A friend asked me to look at repairing her charming antique, art-nouveau mirror. It’s not large, about 30 cm plus the frame. I disassembled it and used UVA (sunlight-activated) clear glue to hold it together just enough to put back into the frame. The options for repairing it are to:
- simply glue the pieces together leaving the seams less obvious
- apply copper foil along the broken seams.
If the foil is left “as is”, it will result in something a bit like the effect of Kintsugi, a Japanese technique for repairing ceramics with gold leaf.

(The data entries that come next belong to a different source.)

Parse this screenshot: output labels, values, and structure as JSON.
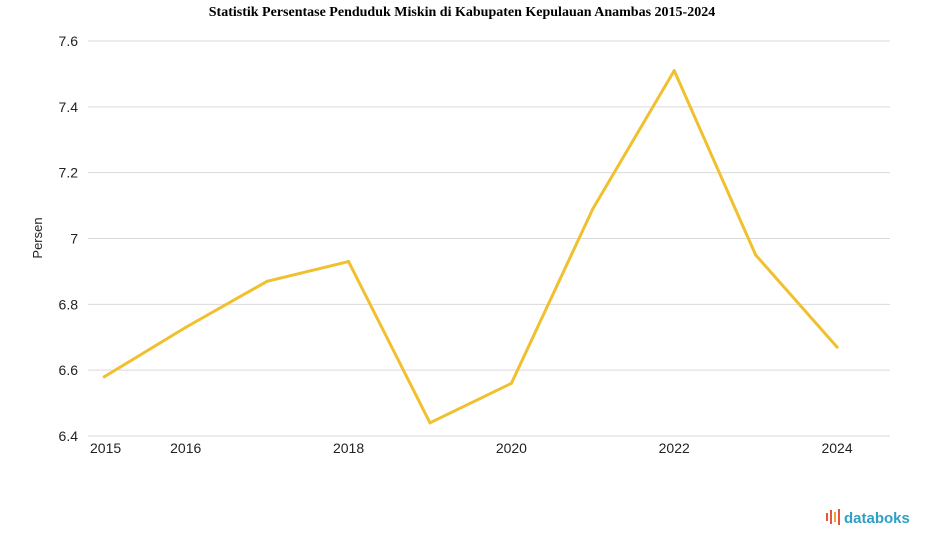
{
  "chart_data": {
    "type": "line",
    "title": "Statistik Persentase Penduduk Miskin di Kabupaten Kepulauan Anambas 2015-2024",
    "xlabel": "",
    "ylabel": "Persen",
    "x": [
      2015,
      2016,
      2017,
      2018,
      2019,
      2020,
      2021,
      2022,
      2023,
      2024
    ],
    "x_tick_labels": [
      "2015",
      "2016",
      "2018",
      "2020",
      "2022",
      "2024"
    ],
    "y_tick_labels": [
      "6.4",
      "6.6",
      "6.8",
      "7",
      "7.2",
      "7.4",
      "7.6"
    ],
    "y_ticks": [
      6.4,
      6.6,
      6.8,
      7.0,
      7.2,
      7.4,
      7.6
    ],
    "ylim": [
      6.4,
      7.6
    ],
    "grid": true,
    "series": [
      {
        "values": [
          6.58,
          6.73,
          6.87,
          6.93,
          6.44,
          6.56,
          7.09,
          7.51,
          6.95,
          6.67
        ],
        "color": "#f0c02f"
      }
    ]
  },
  "branding": {
    "logo_text": "databoks",
    "logo_color": "#2f9fc6",
    "logo_accent": "#e8553e"
  }
}
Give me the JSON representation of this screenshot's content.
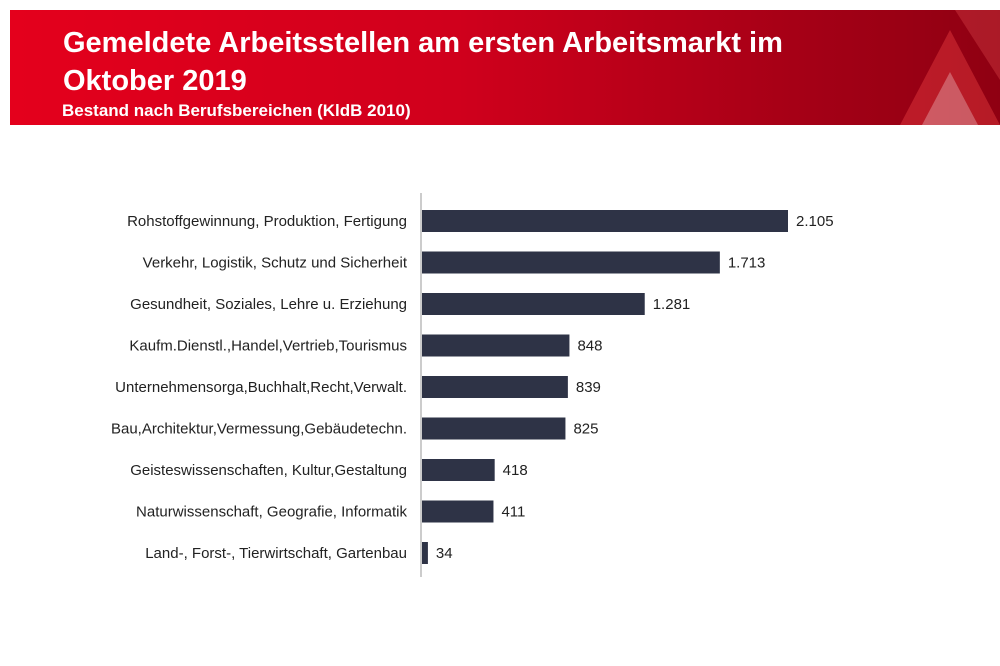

If the copper foil is soldered, and a patina applied, the seams will blend in to be more like the frame.
Stage one – disassembly
Once the glass came out of the frame, it revealed a pretty paper lining. It’s a fragment of a medieval oil painting showing a graceful young woman in a lovely dress. It’s a shame that the maker cut off her head.
Stage two – glue
There was a splinter of mirror about the size of a 5p coin that could be fitted back in. On the first go, the glue hadn’t quite set yet. It came loose when I tried to put the mirror back into the frame.
Stage three – repaired with copper foil
In the final piece (not shown), I applied a patina of copper sulphate to the foil to give it a more antiqued look. This removed the shine and made it a little bit of a closer match to the original metalwork.